When offices were entirely paper based there was a process of copying documents in triplicate. You had two sheets of carbon paper placed equally between three A4s. These were placed in a typewriter to record the information. The A4 at the bottom was kept for record while the other two copies will go out into the world to serve their purpose.
Receipt books worked like that also with blue copying paper to create the company’s record while the customer kept the ‘original’. These systems worked well for their time. I still consider some of the old office processes to be ingenious and some are still valued today.
With the advent of information technology those systems were digitised to gain speed. That has been a success and allowed an increase in the volume of information produced and processed across all aspects of life. The approach to information processing is still influenced by those old office practices and this cross threading of ideas and technologies is proving costly.

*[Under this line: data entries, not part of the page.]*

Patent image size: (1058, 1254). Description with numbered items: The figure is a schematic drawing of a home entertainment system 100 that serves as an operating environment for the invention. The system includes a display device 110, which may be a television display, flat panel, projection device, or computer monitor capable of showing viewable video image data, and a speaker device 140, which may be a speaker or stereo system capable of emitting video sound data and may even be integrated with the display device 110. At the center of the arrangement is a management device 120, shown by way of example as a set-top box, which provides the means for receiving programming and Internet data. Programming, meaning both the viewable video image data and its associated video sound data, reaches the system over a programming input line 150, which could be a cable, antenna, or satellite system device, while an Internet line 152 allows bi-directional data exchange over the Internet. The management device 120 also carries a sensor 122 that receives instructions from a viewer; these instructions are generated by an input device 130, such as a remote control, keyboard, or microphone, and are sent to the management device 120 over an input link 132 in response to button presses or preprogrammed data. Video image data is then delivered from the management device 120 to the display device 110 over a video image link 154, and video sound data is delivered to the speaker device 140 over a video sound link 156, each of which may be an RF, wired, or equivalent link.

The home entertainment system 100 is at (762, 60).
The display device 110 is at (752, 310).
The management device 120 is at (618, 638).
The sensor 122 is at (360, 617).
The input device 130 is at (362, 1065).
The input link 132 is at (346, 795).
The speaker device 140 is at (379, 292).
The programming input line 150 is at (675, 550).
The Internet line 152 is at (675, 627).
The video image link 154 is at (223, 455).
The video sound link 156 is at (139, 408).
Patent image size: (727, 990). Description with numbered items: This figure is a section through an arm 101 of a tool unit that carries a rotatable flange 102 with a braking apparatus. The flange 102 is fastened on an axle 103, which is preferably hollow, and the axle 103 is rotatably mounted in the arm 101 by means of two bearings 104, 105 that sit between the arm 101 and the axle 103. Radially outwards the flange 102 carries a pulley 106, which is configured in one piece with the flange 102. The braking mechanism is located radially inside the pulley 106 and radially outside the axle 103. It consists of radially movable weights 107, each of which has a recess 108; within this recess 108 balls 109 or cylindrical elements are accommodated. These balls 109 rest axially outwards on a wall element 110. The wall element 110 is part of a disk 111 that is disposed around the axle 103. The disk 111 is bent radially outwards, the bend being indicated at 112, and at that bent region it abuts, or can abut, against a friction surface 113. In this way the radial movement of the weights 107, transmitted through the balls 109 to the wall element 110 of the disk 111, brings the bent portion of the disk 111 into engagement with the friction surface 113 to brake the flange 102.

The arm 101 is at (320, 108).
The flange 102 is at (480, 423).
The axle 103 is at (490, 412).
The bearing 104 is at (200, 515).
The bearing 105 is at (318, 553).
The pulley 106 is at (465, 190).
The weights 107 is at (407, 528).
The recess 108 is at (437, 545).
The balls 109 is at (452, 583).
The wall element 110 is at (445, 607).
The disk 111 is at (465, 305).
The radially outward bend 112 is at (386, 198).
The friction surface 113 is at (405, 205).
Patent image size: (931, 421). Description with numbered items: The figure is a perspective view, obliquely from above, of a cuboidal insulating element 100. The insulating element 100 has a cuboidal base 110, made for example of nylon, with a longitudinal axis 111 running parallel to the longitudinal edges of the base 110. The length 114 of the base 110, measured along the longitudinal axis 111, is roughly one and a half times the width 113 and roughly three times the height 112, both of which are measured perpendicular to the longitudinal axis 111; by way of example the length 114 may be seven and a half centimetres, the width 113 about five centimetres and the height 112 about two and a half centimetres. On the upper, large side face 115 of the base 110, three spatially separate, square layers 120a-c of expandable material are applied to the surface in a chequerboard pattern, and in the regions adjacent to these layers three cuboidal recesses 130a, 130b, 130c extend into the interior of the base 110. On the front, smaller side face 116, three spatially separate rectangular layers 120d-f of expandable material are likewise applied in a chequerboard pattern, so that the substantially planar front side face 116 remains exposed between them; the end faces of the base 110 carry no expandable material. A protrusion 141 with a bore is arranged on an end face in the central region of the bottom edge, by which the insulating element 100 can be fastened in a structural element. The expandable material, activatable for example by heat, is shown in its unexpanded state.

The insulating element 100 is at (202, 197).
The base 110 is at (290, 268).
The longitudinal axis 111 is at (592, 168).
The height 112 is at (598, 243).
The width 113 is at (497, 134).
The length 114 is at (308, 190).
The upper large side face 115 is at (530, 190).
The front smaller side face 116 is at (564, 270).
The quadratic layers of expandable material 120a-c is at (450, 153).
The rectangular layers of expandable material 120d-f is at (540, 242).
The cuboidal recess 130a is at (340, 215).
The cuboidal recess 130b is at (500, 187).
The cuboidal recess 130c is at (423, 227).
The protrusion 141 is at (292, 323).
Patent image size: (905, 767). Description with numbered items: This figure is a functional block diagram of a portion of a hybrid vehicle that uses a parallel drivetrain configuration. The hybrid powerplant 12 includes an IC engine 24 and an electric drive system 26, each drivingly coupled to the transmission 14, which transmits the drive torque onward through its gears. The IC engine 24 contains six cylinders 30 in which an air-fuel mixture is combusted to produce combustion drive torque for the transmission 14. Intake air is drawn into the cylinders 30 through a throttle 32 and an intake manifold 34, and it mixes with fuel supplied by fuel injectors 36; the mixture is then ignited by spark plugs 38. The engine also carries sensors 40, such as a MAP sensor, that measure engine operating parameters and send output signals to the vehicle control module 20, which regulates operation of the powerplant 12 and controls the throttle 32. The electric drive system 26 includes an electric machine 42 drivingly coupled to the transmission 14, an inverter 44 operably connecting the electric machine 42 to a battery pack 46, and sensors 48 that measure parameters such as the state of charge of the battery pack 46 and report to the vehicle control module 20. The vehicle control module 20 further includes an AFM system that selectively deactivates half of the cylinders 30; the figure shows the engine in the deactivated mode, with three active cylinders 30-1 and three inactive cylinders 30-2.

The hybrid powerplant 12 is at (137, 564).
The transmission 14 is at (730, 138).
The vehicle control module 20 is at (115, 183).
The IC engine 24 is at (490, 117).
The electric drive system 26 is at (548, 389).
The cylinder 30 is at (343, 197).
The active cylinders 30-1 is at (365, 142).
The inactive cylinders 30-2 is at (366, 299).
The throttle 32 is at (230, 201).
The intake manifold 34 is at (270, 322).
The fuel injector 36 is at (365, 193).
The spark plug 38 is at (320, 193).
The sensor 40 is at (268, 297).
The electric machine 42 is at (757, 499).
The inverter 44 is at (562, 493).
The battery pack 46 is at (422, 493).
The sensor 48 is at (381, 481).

Most companies maintain external network links with suppliers in order to exchange information. These collaborations are increasing as Cloud offerings become specialised, easy to adopt and cost efficient. There are three main types of links; send, receive and remote access.
These links into the company’s network must be recorded when they are set up and tracked until they are no longer needed. This record keeping is often handled in Excel. If there is a governance regime in place where the links have to be vetted via an iterative process, Excel begins to resemble a triplicate process that will not scale.
Here is a real world example: A team requests and fills out a form giving information on a proposed third party link; what type and class of information, who is responsible and how long it is needed, among other questions. The form requires access to the company’s policies and standards. Some of the standards are classified so users have to request a copy.
The governance team reviews the form and either approves immediately or enters into an interview via email, telephone or meetings. Email is the preferred method as it documents the discussion. This usually concludes with the link being approved whereby the applicant and the team responsible for installing the link are informed, via email.
The link form is entered into a database where the form’s information is copied into a header table to allow search.
The process is designed to allow information to be gathered via a dialogue and this is successful because the initial questions can sometimes lead to peculiar discussions as the nature of the project is explained. The email exchanges to a widening audience and the pulling together of multiple sourced data is where a costly bottleneck is formed. The classified standards are also exposed.
This is a problem that can be fixed by making better use of IT’s capability to mimic repetitive tasks, limit access, control versions of a document, broadcast a single version of the truth, act on events, schedule events and make information available when needed, how needed.